Parents have a lot to worry about when it comes to a newborn baby.
What would you do as a mother if you could not breast feed your baby? Many parents today are turning to the internet.
"There are specific websites set up for what we call informal milk sharing," NICU dietician Tanya Wagner said.
That's where some moms are turning to get their babies the foods and nutrients they need.
"Breast milk helps decrease risk of diseases and illnesses," Wagner said, "and in some studies has been shown to increase IQ."
The concern of some doctors and nurses is the milk they are getting online isn't safe.
"You don't know where that milk is coming from, who that milk is coming from," Wagner said.
A recent study, where researchers bought breast milk online from an unnamed breast milk sharing website, showed 3 out of 4 samples were contaminated with bacterial species, including staph, strep and salmonella.
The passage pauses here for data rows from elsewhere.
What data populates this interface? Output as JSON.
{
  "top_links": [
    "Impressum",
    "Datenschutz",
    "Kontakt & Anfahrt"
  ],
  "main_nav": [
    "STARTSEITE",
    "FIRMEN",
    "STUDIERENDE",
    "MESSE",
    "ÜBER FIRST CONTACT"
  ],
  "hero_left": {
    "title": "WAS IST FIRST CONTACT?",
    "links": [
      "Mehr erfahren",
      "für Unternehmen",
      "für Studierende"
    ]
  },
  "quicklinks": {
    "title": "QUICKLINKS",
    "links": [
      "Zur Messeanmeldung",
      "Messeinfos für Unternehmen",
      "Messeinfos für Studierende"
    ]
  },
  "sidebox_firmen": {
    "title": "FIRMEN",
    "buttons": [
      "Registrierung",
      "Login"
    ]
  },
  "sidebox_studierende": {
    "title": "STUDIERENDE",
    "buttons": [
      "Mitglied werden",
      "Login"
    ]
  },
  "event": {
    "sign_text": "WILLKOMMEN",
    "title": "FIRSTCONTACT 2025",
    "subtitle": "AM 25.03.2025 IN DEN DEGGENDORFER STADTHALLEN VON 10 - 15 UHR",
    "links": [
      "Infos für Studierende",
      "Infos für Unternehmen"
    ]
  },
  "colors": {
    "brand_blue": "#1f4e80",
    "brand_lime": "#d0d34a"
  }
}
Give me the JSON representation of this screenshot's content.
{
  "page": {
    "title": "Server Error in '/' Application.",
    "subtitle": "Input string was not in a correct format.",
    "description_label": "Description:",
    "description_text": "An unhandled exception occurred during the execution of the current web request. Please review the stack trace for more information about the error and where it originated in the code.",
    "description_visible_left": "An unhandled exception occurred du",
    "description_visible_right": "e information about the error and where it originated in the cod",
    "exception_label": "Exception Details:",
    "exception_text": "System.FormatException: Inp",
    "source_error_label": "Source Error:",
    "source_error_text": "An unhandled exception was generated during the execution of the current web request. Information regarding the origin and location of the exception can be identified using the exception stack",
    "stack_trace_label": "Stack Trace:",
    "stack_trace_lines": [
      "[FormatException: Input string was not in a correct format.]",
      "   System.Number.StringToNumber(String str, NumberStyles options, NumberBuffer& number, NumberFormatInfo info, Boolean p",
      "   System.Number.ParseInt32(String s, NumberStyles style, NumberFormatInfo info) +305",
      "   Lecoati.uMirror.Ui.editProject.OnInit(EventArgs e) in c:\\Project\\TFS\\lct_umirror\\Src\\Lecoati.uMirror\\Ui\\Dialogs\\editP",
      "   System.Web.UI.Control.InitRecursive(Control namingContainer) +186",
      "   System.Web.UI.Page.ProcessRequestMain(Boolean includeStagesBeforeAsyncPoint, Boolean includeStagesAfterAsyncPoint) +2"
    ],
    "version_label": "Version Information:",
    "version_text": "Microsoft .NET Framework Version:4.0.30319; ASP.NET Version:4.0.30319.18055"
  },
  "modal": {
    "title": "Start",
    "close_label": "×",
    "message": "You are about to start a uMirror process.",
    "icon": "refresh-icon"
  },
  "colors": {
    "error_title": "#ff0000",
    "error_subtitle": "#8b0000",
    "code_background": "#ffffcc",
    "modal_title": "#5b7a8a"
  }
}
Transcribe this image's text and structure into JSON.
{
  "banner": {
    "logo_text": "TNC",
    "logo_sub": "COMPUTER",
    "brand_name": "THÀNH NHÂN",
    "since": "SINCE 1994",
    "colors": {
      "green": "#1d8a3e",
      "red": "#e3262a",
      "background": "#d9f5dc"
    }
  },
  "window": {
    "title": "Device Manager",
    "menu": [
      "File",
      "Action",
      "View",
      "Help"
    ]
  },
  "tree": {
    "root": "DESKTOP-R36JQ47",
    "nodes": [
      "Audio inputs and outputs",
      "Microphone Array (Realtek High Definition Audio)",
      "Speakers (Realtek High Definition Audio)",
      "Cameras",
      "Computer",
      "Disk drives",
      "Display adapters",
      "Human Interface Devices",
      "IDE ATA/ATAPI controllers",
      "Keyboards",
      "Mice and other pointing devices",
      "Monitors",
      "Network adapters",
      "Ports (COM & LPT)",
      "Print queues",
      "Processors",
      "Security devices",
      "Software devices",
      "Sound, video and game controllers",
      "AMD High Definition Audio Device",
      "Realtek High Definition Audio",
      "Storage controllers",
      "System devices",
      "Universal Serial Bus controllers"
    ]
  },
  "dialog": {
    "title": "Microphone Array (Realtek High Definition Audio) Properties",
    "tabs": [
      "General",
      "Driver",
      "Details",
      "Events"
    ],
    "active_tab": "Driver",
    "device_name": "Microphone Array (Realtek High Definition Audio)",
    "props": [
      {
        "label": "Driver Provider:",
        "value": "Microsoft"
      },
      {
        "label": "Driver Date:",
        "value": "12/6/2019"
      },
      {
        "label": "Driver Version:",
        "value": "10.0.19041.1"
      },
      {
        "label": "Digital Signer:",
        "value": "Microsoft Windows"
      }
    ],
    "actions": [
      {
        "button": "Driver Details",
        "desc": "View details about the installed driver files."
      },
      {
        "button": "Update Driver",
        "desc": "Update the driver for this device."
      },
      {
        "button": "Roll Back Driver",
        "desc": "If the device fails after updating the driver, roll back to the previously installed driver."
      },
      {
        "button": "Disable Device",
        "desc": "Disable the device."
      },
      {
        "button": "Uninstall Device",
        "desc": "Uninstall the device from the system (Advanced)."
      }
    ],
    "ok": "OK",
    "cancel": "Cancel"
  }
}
While formula is an option, some moms don't want to give up the benefits of breast feeding.
"When you've got a mom who wants to feed her baby human milk and doesn't have the ability to do it herself, and her baby needs to be fed, some moms are turning to other sources to make that happen," registered nurse Ann Seacrest said.
When it comes to those other sources, there are differing opinions even among healthcare professionals.
"I think not knowing your donor sets your baby up for risk of disease," Wagner said.
"I don't think it's a strange thing at all," Seacrest said, "from the angle of we need human babies to get human milk, and moms should have the ability to access human milk. The question is they should be able to access safe human milk."